The kind and caring oncologist answered my husband’s “how long do I have” question with a short “you have weeks becoming months, not months becoming years.” Also available to you , are MAID options .
Rob had lived with prostate cancer for the last eight of his 79 years. Over time he had explored every treatment option and every research protocol and now his time was running short. Suddenly his cancer was on steroids. It was aggressive and invasive.
I was a nurse for fifty years. I knew the system well. I also knew about medical assistance in dying (MAID). A dear friend who had Alzheimer’s disease had taken that route a year previously while his competence still made it possible. His wife and I wept buckets for months afterwards, but she knew it was his best option. Rob and I agreed.
I helped Rob submit a formal request for MAID and we scheduled a Zoom interview. There was no doubt he had “a grievous and irremediable medical condition” and his application was quickly approved. With MAID in our back pocket, we were able to get on with living, even going on short hikes.

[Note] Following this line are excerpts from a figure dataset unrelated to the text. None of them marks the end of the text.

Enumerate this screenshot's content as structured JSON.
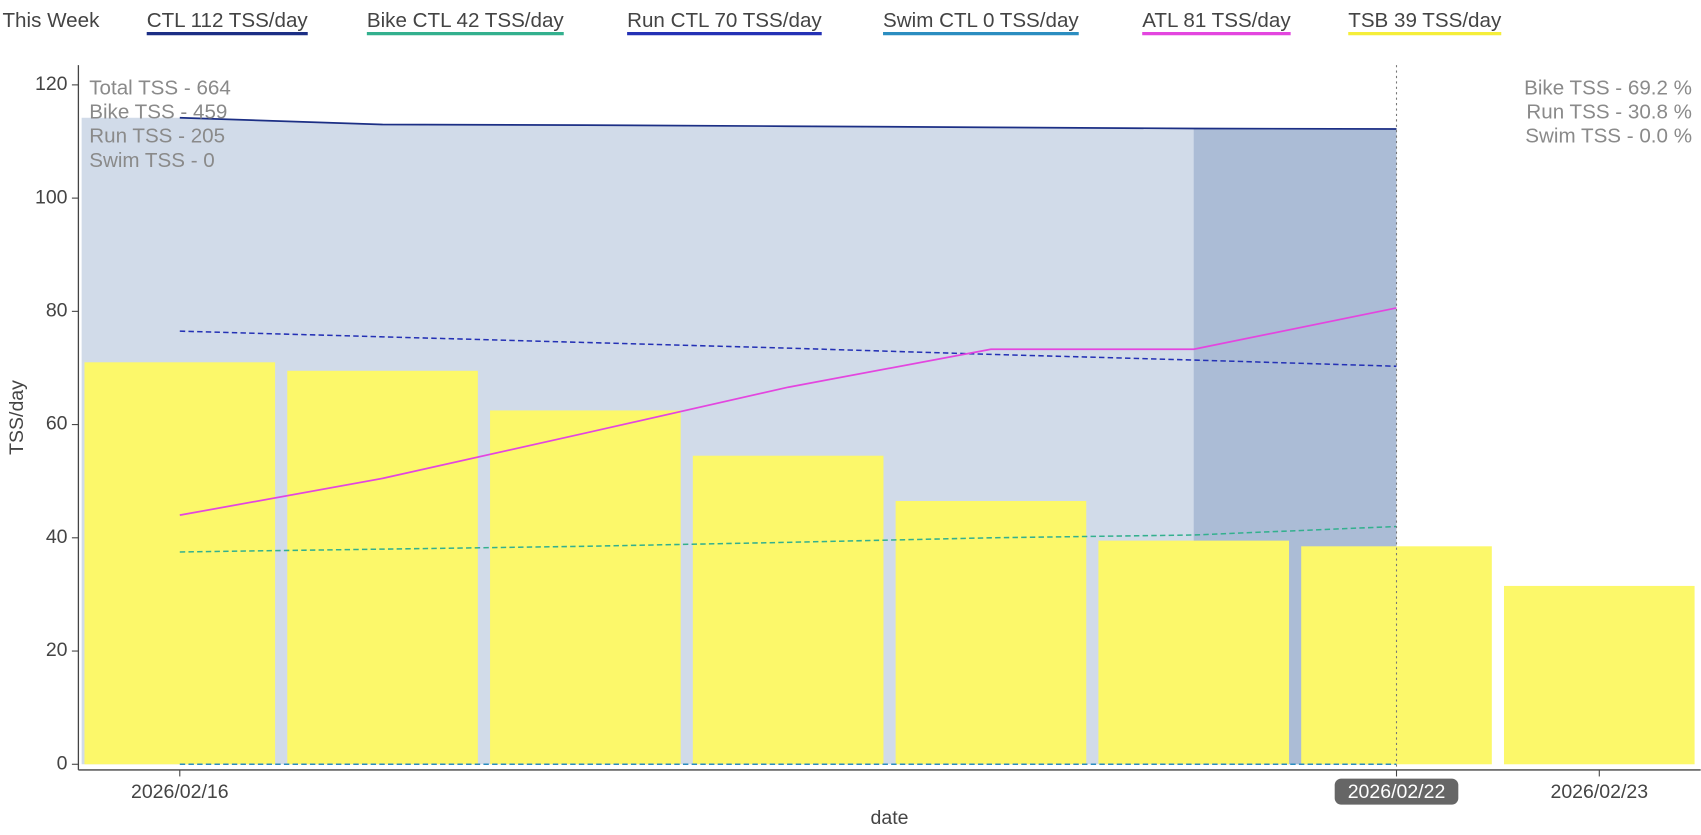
{
  "chart_data": {
    "type": "combo",
    "legend_title": "This Week",
    "x_label": "date",
    "y_label": "TSS/day",
    "categories": [
      "2026/02/16",
      null,
      null,
      null,
      null,
      null,
      "2026/02/22",
      "2026/02/23"
    ],
    "highlight_category": 6,
    "ylim": [
      -1,
      123.5
    ],
    "yticks": [
      0,
      20,
      40,
      60,
      80,
      100,
      120
    ],
    "area_color": "#d1dbe9",
    "highlight_area_color": "#abbcd6",
    "series": [
      {
        "name": "CTL  112 TSS/day",
        "type": "line",
        "color": "#1c2f85",
        "dash": false,
        "area": true,
        "values": [
          114.2,
          113,
          112.9,
          112.7,
          112.5,
          112.3,
          112.2,
          null
        ]
      },
      {
        "name": "Bike CTL  42 TSS/day",
        "type": "line",
        "color": "#33b08e",
        "dash": true,
        "values": [
          37.5,
          38,
          38.5,
          39.2,
          40,
          40.5,
          42,
          null
        ]
      },
      {
        "name": "Run CTL  70 TSS/day",
        "type": "line",
        "color": "#2431b5",
        "dash": true,
        "values": [
          76.5,
          75.5,
          74.5,
          73.5,
          72.4,
          71.4,
          70.3,
          null
        ]
      },
      {
        "name": "Swim CTL  0 TSS/day",
        "type": "line",
        "color": "#2b8dc0",
        "dash": true,
        "values": [
          0,
          0,
          0,
          0,
          0,
          0,
          0,
          null
        ]
      },
      {
        "name": "ATL  81 TSS/day",
        "type": "line",
        "color": "#e346df",
        "dash": false,
        "values": [
          44,
          50.5,
          58.5,
          66.6,
          73.3,
          73.3,
          80.6,
          null
        ]
      },
      {
        "name": "TSB  39 TSS/day",
        "type": "bar",
        "color": "#fcf86a",
        "legend_color": "#f5ee3a",
        "values": [
          71,
          69.5,
          62.5,
          54.5,
          46.5,
          39.5,
          38.5,
          31.5
        ]
      }
    ],
    "left_annotations": [
      "Total TSS - 664",
      "Bike TSS - 459",
      "Run TSS - 205",
      "Swim TSS - 0"
    ],
    "right_annotations": [
      "Bike TSS - 69.2 %",
      "Run TSS - 30.8 %",
      "Swim TSS - 0.0 %"
    ]
  }
}
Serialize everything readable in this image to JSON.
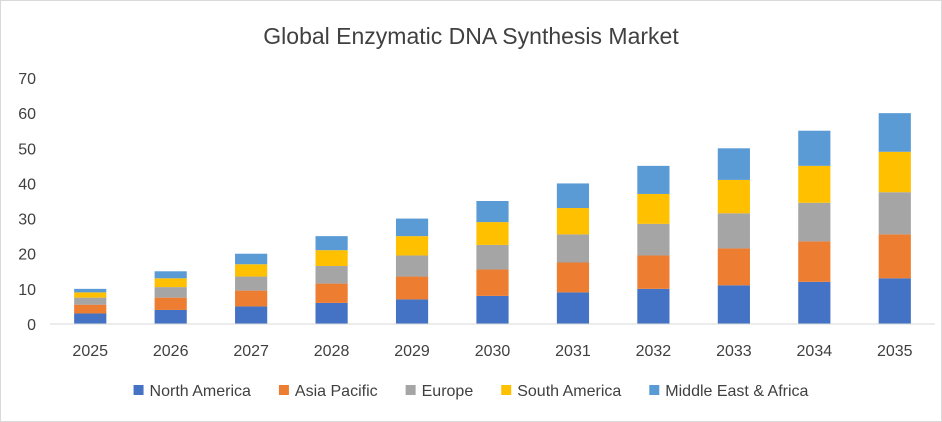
{
  "chart_data": {
    "type": "bar",
    "stacked": true,
    "title": "Global Enzymatic DNA Synthesis Market",
    "xlabel": "",
    "ylabel": "",
    "ylim": [
      0,
      70
    ],
    "yticks": [
      "0",
      "10",
      "20",
      "30",
      "40",
      "50",
      "60",
      "70"
    ],
    "grid": false,
    "legend_position": "bottom",
    "categories": [
      "2025",
      "2026",
      "2027",
      "2028",
      "2029",
      "2030",
      "2031",
      "2032",
      "2033",
      "2034",
      "2035"
    ],
    "series": [
      {
        "name": "North America",
        "color": "#4472C4",
        "values": [
          3,
          4,
          5,
          6,
          7,
          8,
          9,
          10,
          11,
          12,
          13
        ]
      },
      {
        "name": "Asia Pacific",
        "color": "#ED7D31",
        "values": [
          2.5,
          3.5,
          4.5,
          5.5,
          6.5,
          7.5,
          8.5,
          9.5,
          10.5,
          11.5,
          12.5
        ]
      },
      {
        "name": "Europe",
        "color": "#A5A5A5",
        "values": [
          2,
          3,
          4,
          5,
          6,
          7,
          8,
          9,
          10,
          11,
          12
        ]
      },
      {
        "name": "South America",
        "color": "#FFC000",
        "values": [
          1.5,
          2.5,
          3.5,
          4.5,
          5.5,
          6.5,
          7.5,
          8.5,
          9.5,
          10.5,
          11.5
        ]
      },
      {
        "name": "Middle East & Africa",
        "color": "#5B9BD5",
        "values": [
          1,
          2,
          3,
          4,
          5,
          6,
          7,
          8,
          9,
          10,
          11
        ]
      }
    ]
  }
}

It was 2020 when COVID-19 was in full swing. Inevitably, Rob caught COVID during a hospital admission. I took him home to look after him. It was before vaccines, and he was deathly ill. No one thought he would survive but he did, and we ended up spending a lot of time in quarantine. It turned out quarantine was a gift. We knew Rob’s days were numbered so we were able to savour time alone together. The outside world left us alone while we said everything we wanted to say to each other many, many times. No words were left unsaid, especially, ‘I love you.’ We reviewed wills and letters of wishes and confirmed they were still what we wanted. He teased me that I would soon forget him. I wept and assured him I would carry him in my heart ‘til my dying days.
He wanted to see his 80th birthday and he did. Our children arranged for a Vancouver symphony quartet to play Mozart in our garden on a glorious October day. We included as many family and friends as public health restrictions allowed.
As the fall progressed, Rob was becoming frailer day by day. It was increasingly difficult to manage his pain despite support from the local Palliative Care program. By Christmas he was confined to bed. I thought often about MAID, but knew I couldn’t raise the subject; It had to come from him.
Then a couple days after Christmas, we had a terrible night. I was up every hour or two giving him breakthrough hydromorphone, yet his pain persisted. In the morning he said, “I’m ready for MAID. Call the doctor.”
At noon the doctor called us back. “Robert, are you ready for medical assistance in dying?”
His mumbled answer didn’t sound like yes. After a long pause, the doctor said, “You want to keep living?”
“Yes,” Rob said loudly and clearly.
He turned to me and said, “I just can’t bear the thought of leaving you.”
Two days later, as I was standing beside him fussing with the sheets over his toes, he opened his eyes for one last look at me. He then took three little breaths and left me, heartbroken and alone.